History of Translation Theory
The history of translation theory traces how thinkers from antiquity to the present have conceived of fidelity, freedom, and the very possibility of translation.
Definition
The study of how ideas about translation—its methods, aims, and limits—have developed across the history of reflection on the subject.
Scope
This topic covers the intellectual history of translation thought, chiefly in the Western tradition while acknowledging others: Cicero's and Horace's contrast of word-for-word and sense-for-sense, Jerome's defence of sense translation, medieval and Renaissance practice, Luther's vernacular Bible, Dryden's metaphrase-paraphrase-imitation scheme, Schleiermacher's two methods, and twentieth-century hermeneutic and linguistic accounts.

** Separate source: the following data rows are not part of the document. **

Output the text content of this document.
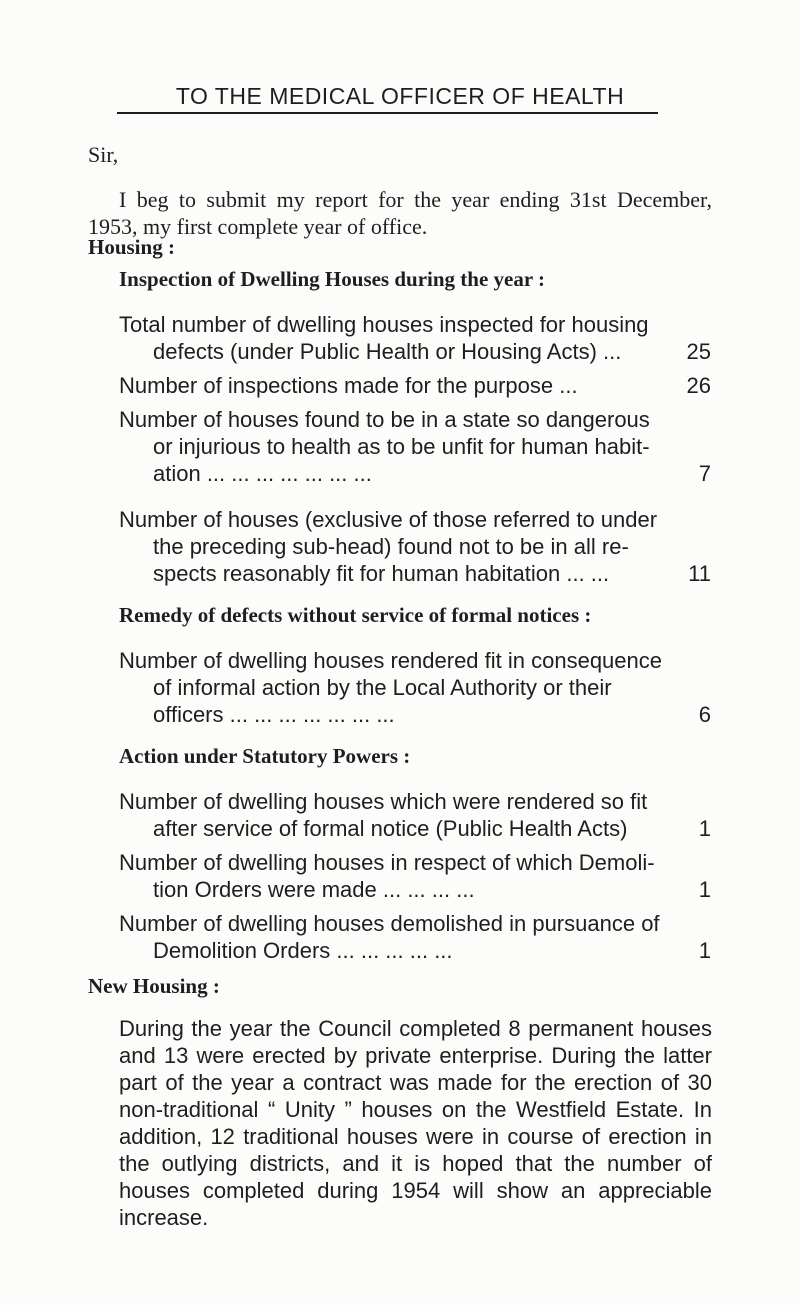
TO THE MEDICAL OFFICER OF HEALTH
Sir,
I beg to submit my report for the year ending 31st December, 1953, my first complete year of office.
Housing :
Inspection of Dwelling Houses during the year :
Total number of dwelling houses inspected for housing defects (under Public Health or Housing Acts) ...	25
Number of inspections made for the purpose ...	26
Number of houses found to be in a state so dangerous or injurious to health as to be unfit for human habitation ... ... ... ... ... ... ...	7
Number of houses (exclusive of those referred to under the preceding sub-head) found not to be in all respects reasonably fit for human habitation ... ...	11
Remedy of defects without service of formal notices :
Number of dwelling houses rendered fit in consequence of informal action by the Local Authority or their officers ... ... ... ... ... ... ...	6
Action under Statutory Powers :
Number of dwelling houses which were rendered so fit after service of formal notice (Public Health Acts)	1
Number of dwelling houses in respect of which Demolition Orders were made ... ... ... ...	1
Number of dwelling houses demolished in pursuance of Demolition Orders ... ... ... ... ...	1
New Housing :
During the year the Council completed 8 permanent houses and 13 were erected by private enterprise. During the latter part of the year a contract was made for the erection of 30 non-traditional “ Unity ” houses on the Westfield Estate. In addition, 12 traditional houses were in course of erection in the outlying districts, and it is hoped that the number of houses completed during 1954 will show an appreciable increase.
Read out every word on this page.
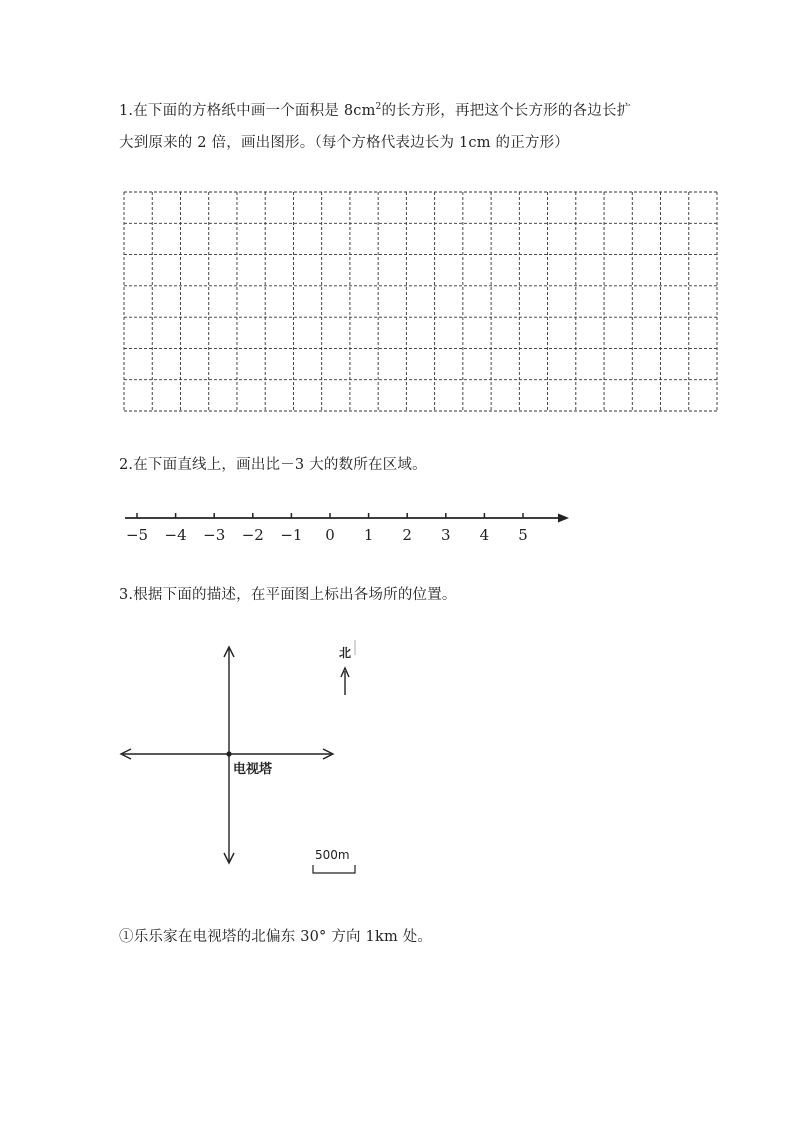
1.在下面的方格纸中画一个面积是 $8cm^2$的长方形，再把这个长方形的各边长扩
大到原来的 2 倍，画出图形。（每个方格代表边长为 1cm 的正方形）
2.在下面直线上，画出比－3 大的数所在区域。
−5 −4 −3 −2 −1 0 1 2 3 4 5
3.根据下面的描述，在平面图上标出各场所的位置。
电视塔
北
500m
①乐乐家在电视塔的北偏东 30° 方向 1km 处。
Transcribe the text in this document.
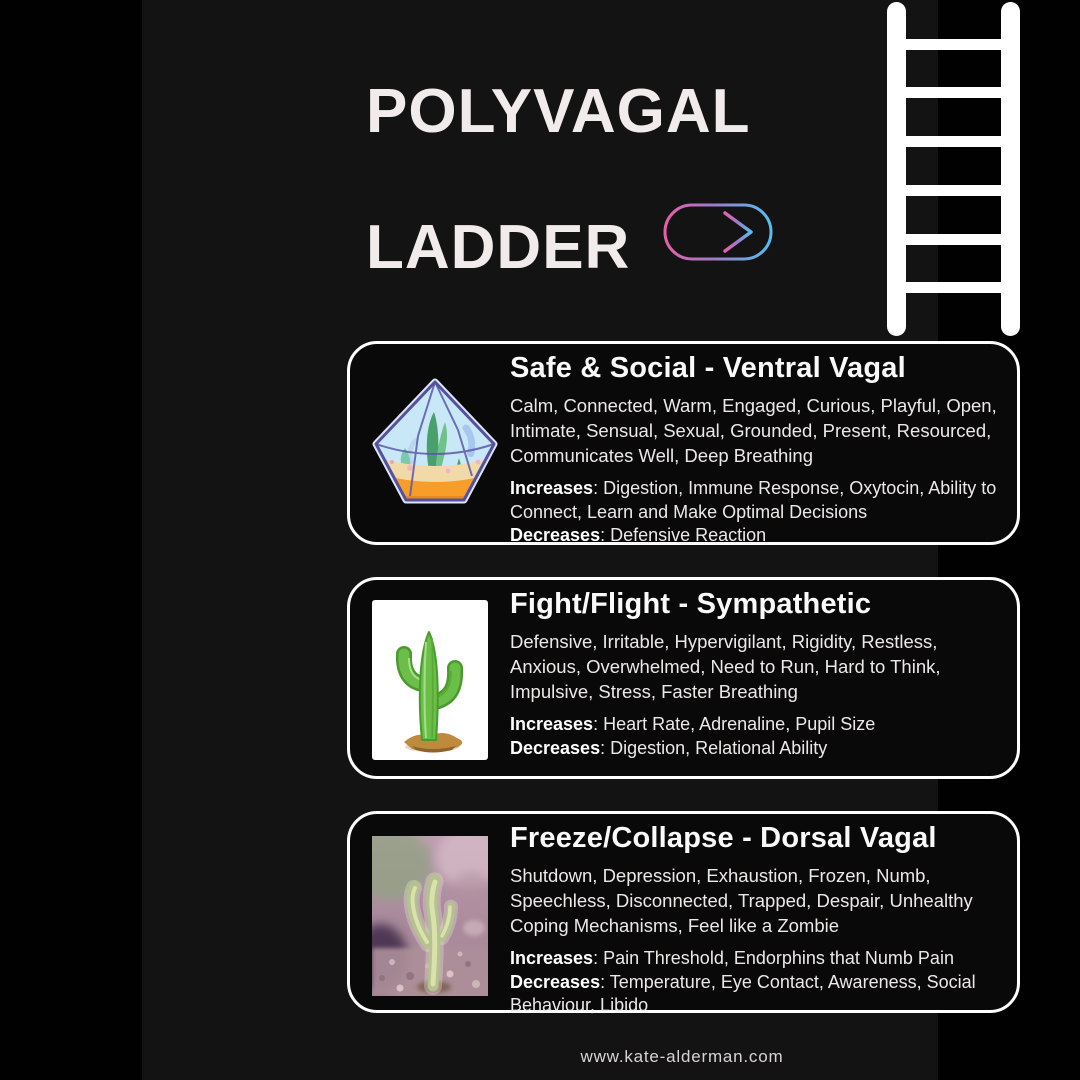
POLYVAGAL

LADDER

Safe & Social - Ventral Vagal

Calm, Connected, Warm, Engaged, Curious, Playful, Open, Intimate, Sensual, Sexual, Grounded, Present, Resourced, Communicates Well, Deep Breathing

Increases: Digestion, Immune Response, Oxytocin, Ability to Connect, Learn and Make Optimal Decisions
Decreases: Defensive Reaction
Fight/Flight - Sympathetic

Defensive, Irritable, Hypervigilant, Rigidity, Restless, Anxious, Overwhelmed, Need to Run, Hard to Think, Impulsive, Stress, Faster Breathing

Increases: Heart Rate, Adrenaline, Pupil Size
Decreases: Digestion, Relational Ability
Freeze/Collapse - Dorsal Vagal

Shutdown, Depression, Exhaustion, Frozen, Numb, Speechless, Disconnected, Trapped, Despair, Unhealthy Coping Mechanisms, Feel like a Zombie

Increases: Pain Threshold, Endorphins that Numb Pain
Decreases: Temperature, Eye Contact, Awareness, Social Behaviour, Libido
www.kate-alderman.com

It treats recurring debates rather than prescribing a method, and links historical positions to modern theory.
Core questions
- How did ancient writers frame the choice between literal and free translation?
- How did religious translation shape translation thought?

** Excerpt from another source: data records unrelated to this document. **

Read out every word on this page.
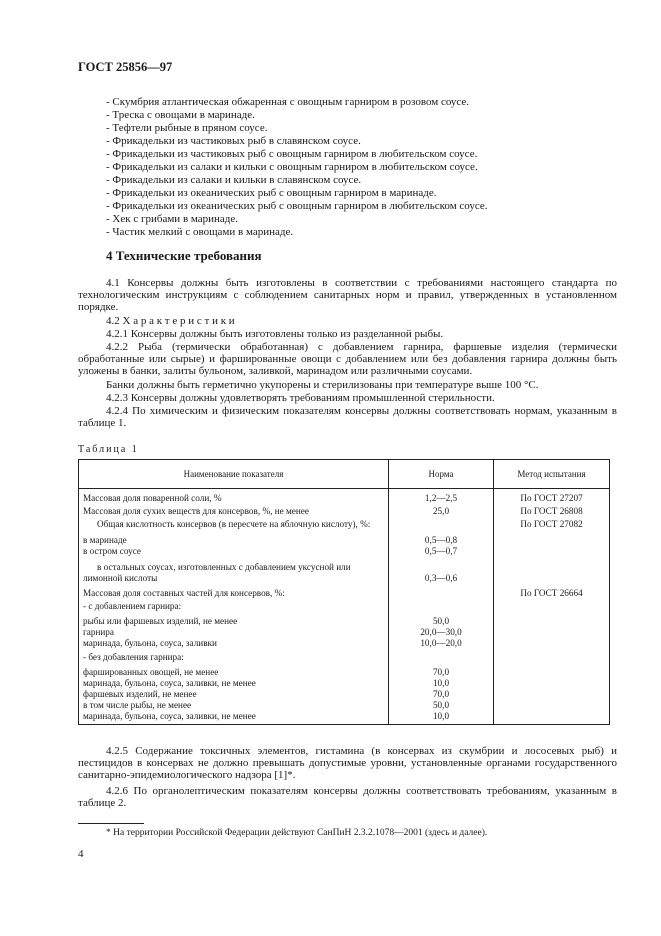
ГОСТ 25856—97
- Скумбрия атлантическая обжаренная с овощным гарниром в розовом соусе.
- Треска с овощами в маринаде.
- Тефтели рыбные в пряном соусе.
- Фрикадельки из частиковых рыб в славянском соусе.
- Фрикадельки из частиковых рыб с овощным гарниром в любительском соусе.
- Фрикадельки из салаки и кильки с овощным гарниром в любительском соусе.
- Фрикадельки из салаки и кильки в славянском соусе.
- Фрикадельки из океанических рыб с овощным гарниром в маринаде.
- Фрикадельки из океанических рыб с овощным гарниром в любительском соусе.
- Хек с грибами в маринаде.
- Частик мелкий с овощами в маринаде.
4 Технические требования
4.1 Консервы должны быть изготовлены в соответствии с требованиями настоящего стандарта по технологическим инструкциям с соблюдением санитарных норм и правил, утвержденных в установленном порядке.
4.2 Х а р а к т е р и с т и к и
4.2.1 Консервы должны быть изготовлены только из разделанной рыбы.
4.2.2 Рыба (термически обработанная) с добавлением гарнира, фаршевые изделия (термически обработанные или сырые) и фаршированные овощи с добавлением или без добавления гарнира должны быть уложены в банки, залиты бульоном, заливкой, маринадом или различными соусами.
Банки должны быть герметично укупорены и стерилизованы при температуре выше 100 °С.
4.2.3 Консервы должны удовлетворять требованиям промышленной стерильности.
4.2.4 По химическим и физическим показателям консервы должны соответствовать нормам, указанным в таблице 1.
Таблица 1
Наименование показателя	Норма	Метод испытания
Массовая доля поваренной соли, %	1,2—2,5	По ГОСТ 27207
Массовая доля сухих веществ для консервов, %, не менее	25,0	По ГОСТ 26808
Общая кислотность консервов (в пересчете на яблочную кислоту), %:		По ГОСТ 27082
в маринаде	0,5—0,8	
в остром соусе	0,5—0,7	
в остальных соусах, изготовленных с добавлением уксусной или лимонной кислоты	0,3—0,6	
Массовая доля составных частей для консервов, %:		По ГОСТ 26664
- с добавлением гарнира:		
рыбы или фаршевых изделий, не менее	50,0	
гарнира	20,0—30,0	
маринада, бульона, соуса, заливки	10,0—20,0	
- без добавления гарнира:		
фаршированных овощей, не менее	70,0	
маринада, бульона, соуса, заливки, не менее	10,0	
фаршевых изделий, не менее	70,0	
в том числе рыбы, не менее	50,0	
маринада, бульона, соуса, заливки, не менее	10,0	
4.2.5 Содержание токсичных элементов, гистамина (в консервах из скумбрии и лососевых рыб) и пестицидов в консервах не должно превышать допустимые уровни, установленные органами государственного санитарно-эпидемиологического надзора [1]*.
4.2.6 По органолептическим показателям консервы должны соответствовать требованиям, указанным в таблице 2.
* На территории Российской Федерации действуют СанПиН 2.3.2.1078—2001 (здесь и далее).
4
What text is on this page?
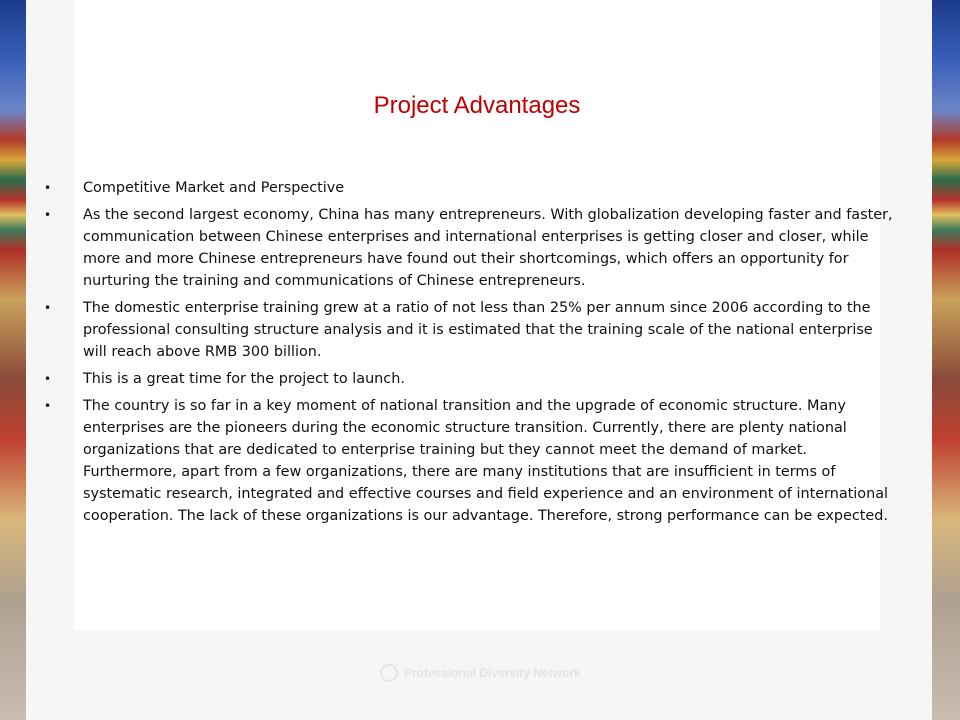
Project Advantages
•	Competitive Market and Perspective
•	As the second largest economy, China has many entrepreneurs. With globalization developing faster and faster, communication between Chinese enterprises and international enterprises is getting closer and closer, while more and more Chinese entrepreneurs have found out their shortcomings, which offers an opportunity for nurturing the training and communications of Chinese entrepreneurs.
•	The domestic enterprise training grew at a ratio of not less than 25% per annum since 2006 according to the professional consulting structure analysis and it is estimated that the training scale of the national enterprise will reach above RMB 300 billion.
•	This is a great time for the project to launch.
•	The country is so far in a key moment of national transition and the upgrade of economic structure. Many enterprises are the pioneers during the economic structure transition. Currently, there are plenty national organizations that are dedicated to enterprise training but they cannot meet the demand of market. Furthermore, apart from a few organizations, there are many institutions that are insufficient in terms of systematic research, integrated and effective courses and field experience and an environment of international cooperation. The lack of these organizations is our advantage. Therefore, strong performance can be expected.
Professional Diversity Network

- What did Dryden and Schleiermacher contribute to translation theory?
- How do historical positions inform contemporary translation studies?
Key theories
- Word-for-word versus sense-for-sense
- The ancient opposition, articulated by Cicero, Horace, and Jerome, between literal and free translation, which set the terms for two millennia of debate about fidelity and remains a touchstone of translation theory.
- Hermeneutic motion
- George Steiner's account of translation as a fourfold hermeneutic movement—trust, aggression, incorporation, and restitution—framing translation as an interpretive and ethical encounter with the text.
History
Translation thought begins with Roman reflection on rendering Greek, is shaped decisively by Jerome's Bible translation, and develops through medieval and Renaissance debates, Reformation vernacular Bibles, and Enlightenment poetics such as Dryden's. The nineteenth century added Schleiermacher's and Goethe's reflections, and the twentieth brought hermeneutic and linguistic theorizing that fed the modern discipline.
Debates
- Continuity of the fidelity debate
- Scholars disagree on whether the ancient word-versus-sense opposition is a perennial structure of translation thought or a frame that obscures more varied historical practice and non-Western traditions.
Key figures
- Cicero
- Jerome
- John Dryden
- Friedrich Schleiermacher
- George Steiner
Related topics
Seminal works
- steiner1975
- robinson2002
- venuti2021
Frequently asked questions
- What is the word-for-word versus sense-for-sense debate?
- It is the long-running question of whether a translation should follow the source closely word by word or convey its overall meaning, a contrast traced to Cicero and Jerome.
- Who was Jerome and why does he matter to translation?
- Jerome translated the Bible into Latin (the Vulgate) and defended sense-for-sense rather than word-for-word translation, making him a foundational figure in the history of translation thought.